I discovered that humility - assuming you really don’t know the answer - enhances one’s ability to listen to both verbal and non-verbal clues. I’ve closed contracts in Tokyo and Manilla, where detailed discussions are held in the local language, just because I was able to identify and resolve sticking points with careful observations and humility. Patience helps keep one safe; when one waits for the situation to play out, it is never as bad as you imagine. Once, a local skier was poking at my tall for his age son and a mob was forming. My fatherly inclination was to intercede and push back hard. Instead I pulled my son to me and my daughter jumped in front of me. They saw that my son was just a boy and we were a family and the situation de-escalated and the mob dispersed.

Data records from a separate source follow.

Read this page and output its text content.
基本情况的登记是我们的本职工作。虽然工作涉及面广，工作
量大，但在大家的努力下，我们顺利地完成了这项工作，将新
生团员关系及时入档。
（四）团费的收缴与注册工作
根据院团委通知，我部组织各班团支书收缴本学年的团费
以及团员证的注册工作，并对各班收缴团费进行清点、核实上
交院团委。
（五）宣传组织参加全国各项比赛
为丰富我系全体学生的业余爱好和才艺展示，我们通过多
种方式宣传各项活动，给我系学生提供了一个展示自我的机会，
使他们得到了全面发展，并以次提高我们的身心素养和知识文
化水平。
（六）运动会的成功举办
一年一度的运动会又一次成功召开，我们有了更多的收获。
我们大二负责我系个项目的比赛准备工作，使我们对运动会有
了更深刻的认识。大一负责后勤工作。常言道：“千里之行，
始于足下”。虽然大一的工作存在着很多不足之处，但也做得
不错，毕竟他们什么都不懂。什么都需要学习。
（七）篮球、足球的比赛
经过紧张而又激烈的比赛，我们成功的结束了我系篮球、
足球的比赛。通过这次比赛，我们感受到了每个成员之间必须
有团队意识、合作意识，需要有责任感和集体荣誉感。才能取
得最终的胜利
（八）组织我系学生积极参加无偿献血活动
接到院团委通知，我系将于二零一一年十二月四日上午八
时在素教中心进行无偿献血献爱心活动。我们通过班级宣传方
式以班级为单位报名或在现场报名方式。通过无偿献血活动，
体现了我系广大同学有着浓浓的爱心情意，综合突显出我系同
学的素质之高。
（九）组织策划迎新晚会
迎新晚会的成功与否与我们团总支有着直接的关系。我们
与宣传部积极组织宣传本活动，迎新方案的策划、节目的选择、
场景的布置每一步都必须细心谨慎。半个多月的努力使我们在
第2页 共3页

Flexibility and adaptability is helpful because there are things you cannot change.  My America roommate had flawless Chinese speaking skills and knew Taiwan like a local.  But he couldn’t accept the car driving culture in Taipei. There cars not pedestrians have the right of way at intersections. If you didn’t learn this you could get hurt. My roommate refused to accept this, choosing to ‘be ugly’ and pound on the hoods of cars that cut him off or came too close.  I adapted and learned to get out of the way of cars lest I get hit.

I was raised in the border town of Windsor, Ontario, Canada, on the other side of the river from Detroit, Michigan.  A couple days after I graduated from the local university, I flew to Taipei, Taiwan with $800 dollars in traveller’s checks in my pocket and a tape cassette with Mandarin Chinese lessons on it.  I didn’t have a job and only had a five day hotel reservation. I had no friends or real prospects. I survived but I did eat white rice for a month when a thief stole my pay packet. Fewer than 20 years later, I managed a $140M regional P&L for a Fortune 250 multinational - things change, and they often get better.

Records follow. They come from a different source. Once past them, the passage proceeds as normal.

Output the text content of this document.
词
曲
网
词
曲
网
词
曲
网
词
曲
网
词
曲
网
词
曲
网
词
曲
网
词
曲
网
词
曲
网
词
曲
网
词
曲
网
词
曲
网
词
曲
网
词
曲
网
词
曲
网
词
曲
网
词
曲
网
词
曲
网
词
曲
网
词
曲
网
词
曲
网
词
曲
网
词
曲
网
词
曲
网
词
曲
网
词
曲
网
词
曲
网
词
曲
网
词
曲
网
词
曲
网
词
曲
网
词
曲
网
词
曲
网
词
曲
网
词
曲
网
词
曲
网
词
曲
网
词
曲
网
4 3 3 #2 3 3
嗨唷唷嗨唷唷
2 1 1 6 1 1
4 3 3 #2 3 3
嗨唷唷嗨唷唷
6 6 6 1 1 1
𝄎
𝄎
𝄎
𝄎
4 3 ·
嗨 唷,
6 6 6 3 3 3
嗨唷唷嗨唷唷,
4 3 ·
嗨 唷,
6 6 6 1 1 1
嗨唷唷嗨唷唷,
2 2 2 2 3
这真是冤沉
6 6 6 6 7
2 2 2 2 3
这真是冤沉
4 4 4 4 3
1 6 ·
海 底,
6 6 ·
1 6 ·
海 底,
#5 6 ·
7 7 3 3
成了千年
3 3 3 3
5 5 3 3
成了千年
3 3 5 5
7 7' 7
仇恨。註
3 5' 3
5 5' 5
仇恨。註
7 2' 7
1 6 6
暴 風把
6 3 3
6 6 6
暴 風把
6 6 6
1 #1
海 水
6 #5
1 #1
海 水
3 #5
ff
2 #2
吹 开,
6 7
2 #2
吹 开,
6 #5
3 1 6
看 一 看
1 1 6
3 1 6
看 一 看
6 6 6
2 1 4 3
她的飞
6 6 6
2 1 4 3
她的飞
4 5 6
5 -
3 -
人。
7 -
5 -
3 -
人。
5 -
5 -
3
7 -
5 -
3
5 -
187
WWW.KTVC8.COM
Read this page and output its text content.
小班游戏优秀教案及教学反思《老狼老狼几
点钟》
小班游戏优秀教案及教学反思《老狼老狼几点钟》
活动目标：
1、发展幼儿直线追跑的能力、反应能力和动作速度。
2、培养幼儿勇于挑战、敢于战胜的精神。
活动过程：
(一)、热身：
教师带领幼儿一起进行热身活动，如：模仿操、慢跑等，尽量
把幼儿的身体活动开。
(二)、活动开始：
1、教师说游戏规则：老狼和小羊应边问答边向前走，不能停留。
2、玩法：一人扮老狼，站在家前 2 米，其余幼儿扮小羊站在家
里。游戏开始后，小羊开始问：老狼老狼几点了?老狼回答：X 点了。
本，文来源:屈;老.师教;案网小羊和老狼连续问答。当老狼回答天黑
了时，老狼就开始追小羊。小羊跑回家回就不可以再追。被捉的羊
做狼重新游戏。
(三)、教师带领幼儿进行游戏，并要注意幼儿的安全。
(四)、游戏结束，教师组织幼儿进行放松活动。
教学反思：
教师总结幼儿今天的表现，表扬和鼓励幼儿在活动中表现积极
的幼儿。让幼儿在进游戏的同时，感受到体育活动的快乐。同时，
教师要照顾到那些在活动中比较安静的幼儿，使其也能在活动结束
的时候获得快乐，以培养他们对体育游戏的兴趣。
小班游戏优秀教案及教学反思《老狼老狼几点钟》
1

From Taiwan, I returned home and worked in Toronto for 4 years.  Then came Hong Kong (5 years), Tokyo (1), Silicon Valley (3), Singapore (3.5) and Beijing (7).  My status changed along the way too: from single, to married to father to empty nester. I’ve worked mostly in technology - software and wireless -  and have been a management consultant for major firms, including the US Department of State, and a multiple award-winning entrepreneur. Along the way I became proficient in Mandarin Chinese and somewhat of an expert in body language.